Love made people strong, but it also gave their enemies leverage. That was what I was afraid of more than anything else. I knew I needed to hang onto the love in order to face the demons; I had to put away my anger and fear. But it was so fucking hard.

Orion knew my weakness; hell, he had already exploited it. He would tear those I loved from me, torture and kill them. My own pain, my own death I could deal with. But not those I loved.

Taking my own advice to Pamela, I headed back inside. Being exhausted wouldn’t help me face down Orion.

Liam was awake when I got back to the room, and he gave me a tired smile. “Have a good walk?”

I shrugged and he crooked a finger at me. With his help (not that I needed it), I slid out of my clothes.

The tang of my tight muscles under the insistence of his strong fingers kept my mind from dwelling on anything too serious. Or so I thought, until the words poured out of me.
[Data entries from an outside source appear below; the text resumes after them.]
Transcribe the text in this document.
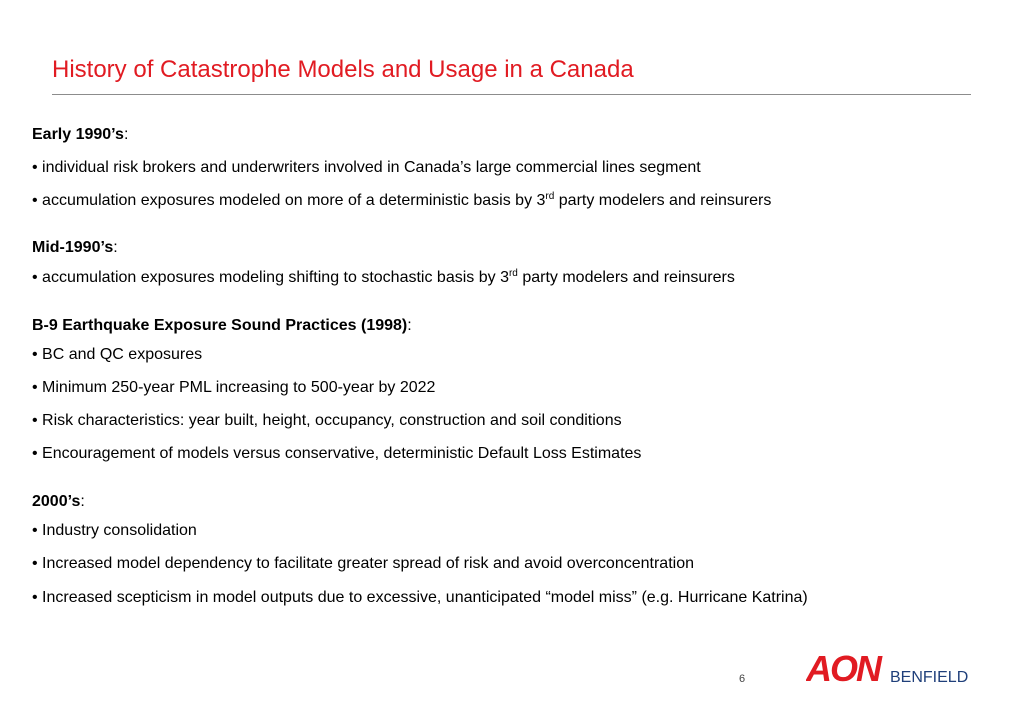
History of Catastrophe Models and Usage in a Canada
Early 1990’s:
• individual risk brokers and underwriters involved in Canada’s large commercial lines segment
• accumulation exposures modeled on more of a deterministic basis by 3rd party modelers and reinsurers
Mid-1990’s:
• accumulation exposures modeling shifting to stochastic basis by 3rd party modelers and reinsurers
B-9 Earthquake Exposure Sound Practices (1998):
• BC and QC exposures
• Minimum 250-year PML increasing to 500-year by 2022
• Risk characteristics: year built, height, occupancy, construction and soil conditions
• Encouragement of models versus conservative, deterministic Default Loss Estimates
2000’s:
• Industry consolidation
• Increased model dependency to facilitate greater spread of risk and avoid overconcentration
• Increased scepticism in model outputs due to excessive, unanticipated “model miss” (e.g. Hurricane Katrina)
6 AON BENFIELD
“Orion saved my life, killed the entire coven to keep me safe. Because he wants something I have.”

Liam’s fingers faltered, then started up again. “He won’t take you. I won’t let him.”

I smiled to myself at his confidence, but the smile slipped as I spoke. “I know. But what the hell could I have that he wants enough to keep me alive? I’m the only threat to him not succeeding with his stupid-ass plan to take the world for his own. It doesn’t make sense.”

It hit me like a ton of troll turds. Zane. Of course, Orion knew I had the boy, had him in hiding.

Liam turned me around to face him. “We need to sleep now. If nothing else, you need to rest. For a few hours at least.”

I stared at him, saw the fear in his eyes and knew he thought he knew what Orion wanted.

“You’ll tell me what you’re thinking, won’t you?”

He kissed me softly. “Soon. Not yet, but soon.”

Curled under the blankets, I put my head on his chest, the sound of his steady heartbeat lulling me to sleep.

Leaving Rylee curled up and sleeping soundly, he made his way to the library. Opening the door, he knew who he’d find there, could smell them clearly. Erik and Doran were leaning over….

“Shit, is that the Book of the Lost?”

Erik nodded, but didn’t lift his head. “Yes.”

Walking toward them, he lifted his hand and pointed at the book. “Does it tell us how to shut the doorway in the castle?”

Doran dropped into the chair closest to him. “Unfortunately, it does. You know the blood of a guardian can close a tear in the veil?”

He nodded, feeling his life tie into what Doran was about to say. The vampire flicked his hand at the book. “The guardian’s life, freely given, and taken by one who loves him, will seal all the doorways through the veil for a given time. Too bad Coyote doesn’t have any loved ones here.”

There it was, Liam felt the truth drop through him. This was what he’d been waiting for. Doran was right, Coyote had no one who could take his blood.